As the four of us deepened our friendships, we began to recognize that despite the apparent differences between us, there had been some strikingly common landmarks in our journeys through breast cancer. We began to name these landmarks as steps along the way: five psychological and spiritual stages that we had all encountered during the course of our relationships to our disease. Each step was initiated not by answers, but by questions.
We called this model: "A Pathway to Spirit: The Five Stages of Transformation." These stages are not discrete, but overlap and revisit one another, spiraling, deepening, and transforming at every turn. We first shared these stages in our book "Speak the Language of Healing,
" addressing in depth the issues and questions common to each step of the journey. We hope you will be intrigued enough by these brief descriptions to revisit this site over the coming weeks, as excerpts from our book shed some light on how it is possible for life-threatening illness to be a spiritual path.
The Stage of Impact
Did I create this?
This is the point of entry, the initiation that is heralded by the words "You have cancer," the dark night of the spiritual journey. You will often feel as though you are the only one who has ever been in this place of shock and disbelief. You may feel abandoned and alone. When others come to offer support, they will often bring with them unsettling theories about the origin of your cancer. Did you create this? Did you contribute? You may feel guilty and ashamed.

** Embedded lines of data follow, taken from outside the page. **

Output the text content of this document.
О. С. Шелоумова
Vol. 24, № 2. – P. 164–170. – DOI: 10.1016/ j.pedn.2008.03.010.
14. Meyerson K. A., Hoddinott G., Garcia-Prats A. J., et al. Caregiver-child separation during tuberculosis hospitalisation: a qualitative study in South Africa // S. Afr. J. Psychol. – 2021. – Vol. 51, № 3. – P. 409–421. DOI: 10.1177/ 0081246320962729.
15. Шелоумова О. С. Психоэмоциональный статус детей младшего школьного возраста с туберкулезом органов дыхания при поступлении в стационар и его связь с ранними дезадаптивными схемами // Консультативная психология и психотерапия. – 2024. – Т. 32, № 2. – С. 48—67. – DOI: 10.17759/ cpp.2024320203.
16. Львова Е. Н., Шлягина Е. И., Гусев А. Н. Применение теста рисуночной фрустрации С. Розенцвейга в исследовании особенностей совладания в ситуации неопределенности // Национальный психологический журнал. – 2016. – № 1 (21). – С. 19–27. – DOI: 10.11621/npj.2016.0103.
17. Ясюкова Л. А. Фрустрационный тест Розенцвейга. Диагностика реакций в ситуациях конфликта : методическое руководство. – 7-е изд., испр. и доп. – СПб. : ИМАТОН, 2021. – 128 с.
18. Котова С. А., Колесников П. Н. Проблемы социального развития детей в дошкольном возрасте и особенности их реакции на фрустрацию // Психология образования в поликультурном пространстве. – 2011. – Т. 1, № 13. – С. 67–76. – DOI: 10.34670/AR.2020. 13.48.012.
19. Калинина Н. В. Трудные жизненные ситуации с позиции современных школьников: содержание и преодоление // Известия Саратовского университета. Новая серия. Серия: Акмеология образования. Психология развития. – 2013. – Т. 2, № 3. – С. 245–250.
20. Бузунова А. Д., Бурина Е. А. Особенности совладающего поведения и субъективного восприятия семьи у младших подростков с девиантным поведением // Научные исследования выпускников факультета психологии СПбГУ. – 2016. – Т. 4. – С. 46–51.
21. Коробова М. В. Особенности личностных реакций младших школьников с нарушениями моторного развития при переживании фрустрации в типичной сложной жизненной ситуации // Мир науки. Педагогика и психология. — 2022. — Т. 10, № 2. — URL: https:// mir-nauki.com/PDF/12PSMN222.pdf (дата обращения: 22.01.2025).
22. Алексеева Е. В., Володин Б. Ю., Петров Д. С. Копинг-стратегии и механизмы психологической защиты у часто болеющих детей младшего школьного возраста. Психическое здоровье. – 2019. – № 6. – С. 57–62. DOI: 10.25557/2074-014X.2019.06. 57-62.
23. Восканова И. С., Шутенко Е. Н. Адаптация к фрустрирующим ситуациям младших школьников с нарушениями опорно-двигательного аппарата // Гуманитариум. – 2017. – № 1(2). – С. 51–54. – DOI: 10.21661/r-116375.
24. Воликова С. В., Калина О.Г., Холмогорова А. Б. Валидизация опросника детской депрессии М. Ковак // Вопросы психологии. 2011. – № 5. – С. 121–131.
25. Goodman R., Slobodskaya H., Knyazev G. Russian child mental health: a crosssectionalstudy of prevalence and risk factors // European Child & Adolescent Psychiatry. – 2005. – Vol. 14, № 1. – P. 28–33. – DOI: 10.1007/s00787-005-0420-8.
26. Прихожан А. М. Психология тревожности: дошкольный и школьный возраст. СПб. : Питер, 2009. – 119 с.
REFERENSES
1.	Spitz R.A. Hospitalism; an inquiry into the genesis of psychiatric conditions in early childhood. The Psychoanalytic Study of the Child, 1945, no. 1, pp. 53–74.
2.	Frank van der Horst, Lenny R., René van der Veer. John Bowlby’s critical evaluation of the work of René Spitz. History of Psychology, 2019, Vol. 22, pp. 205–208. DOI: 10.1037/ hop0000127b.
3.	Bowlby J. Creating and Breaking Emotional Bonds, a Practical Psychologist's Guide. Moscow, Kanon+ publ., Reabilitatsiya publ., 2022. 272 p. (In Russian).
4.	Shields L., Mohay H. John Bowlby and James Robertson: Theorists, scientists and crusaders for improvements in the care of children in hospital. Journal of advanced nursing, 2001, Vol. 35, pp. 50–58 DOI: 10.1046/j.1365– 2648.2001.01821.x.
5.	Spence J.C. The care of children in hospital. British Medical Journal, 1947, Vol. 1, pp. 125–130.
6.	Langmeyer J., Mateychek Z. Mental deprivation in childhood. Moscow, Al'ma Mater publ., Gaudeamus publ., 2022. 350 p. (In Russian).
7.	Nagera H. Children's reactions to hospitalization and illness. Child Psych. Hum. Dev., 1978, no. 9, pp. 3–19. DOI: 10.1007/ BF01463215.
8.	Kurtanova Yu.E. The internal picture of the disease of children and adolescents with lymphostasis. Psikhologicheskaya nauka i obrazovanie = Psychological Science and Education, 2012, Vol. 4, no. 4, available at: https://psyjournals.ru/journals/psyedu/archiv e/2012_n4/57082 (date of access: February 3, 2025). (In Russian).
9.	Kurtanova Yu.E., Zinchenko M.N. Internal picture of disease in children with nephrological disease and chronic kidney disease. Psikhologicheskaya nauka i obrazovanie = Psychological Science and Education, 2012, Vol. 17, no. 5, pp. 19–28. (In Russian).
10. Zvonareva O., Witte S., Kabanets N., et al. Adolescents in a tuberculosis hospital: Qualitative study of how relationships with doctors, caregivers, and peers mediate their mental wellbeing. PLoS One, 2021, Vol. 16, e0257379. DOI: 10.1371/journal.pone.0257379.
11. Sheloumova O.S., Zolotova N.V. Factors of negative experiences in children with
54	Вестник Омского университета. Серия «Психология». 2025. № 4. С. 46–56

Although you may be used to calling the shots in your life, now control is gone; your deepest beliefs will be called into question.
There is advice, even for this stage: embrace it all. There is no one right way to do this thing. Anger, shock, grief, loss and fear as well as courage, self-love, acceptance and eventually, humor and joy will also be felt at one time or another.
The Stage of Chaos
Does death mean I lose?
Will God help me or am I on my own?
Things may seem to get worse before they get better. The status quo--your old ways of being--are falling away. You may clutch tightly to the way things were. But is it possible that even as old parts of you are dying, new possibilities--new ways of being in the world--are birthing?
In the beginning, everything is chaotic, unformed. You are the most free you have ever been to let go of old beliefs and patterns. But there is discomfort in your deepest questioning.
What metaphors for healing will work for you? Are you a fighter engaged in battle? Or are you an initiate encountering the deeper mysteries?
The Stage of Choices
Is treatment war or initiation?
Do I hold on or do I let go?
Do I trust the medical establishment or put my faith in alternative and spiritual healing?
Since the cure for cancer and many other serious illnesses is unknown, you must learn to make decisions with less than full knowledge. There are demands on you on many levels. Sooner or later, you need to take action: and even inaction is a conscious choice.
In the midst of uncertainty, in what can you place your trust? In what environment is your optimum healing most likely to take place?
The choices are never easy. Even people with well-developed religious lives can fall into spiritual pitfalls when faced with their own mortality.
The question that must be confronted at this stage is: How is it possible to do everything you can within your power to live your life to the fullest,and
to put your destiny in God's hands?
From whom must I learn to receive?
From whom must I learn to protect myself?
When you are first diagnosed, your illness is a rip in the fabric of the community. As the all-encompassing urgency of acute treatment recedes, you are faced with the challenge of finding your way back into ordinary life.
For many people, the end of active treatment would seem to be a time to rejoice. But treatment, no matter how dreadful, is a kind of support system. After you are cut loose, a supportive community can make all the difference.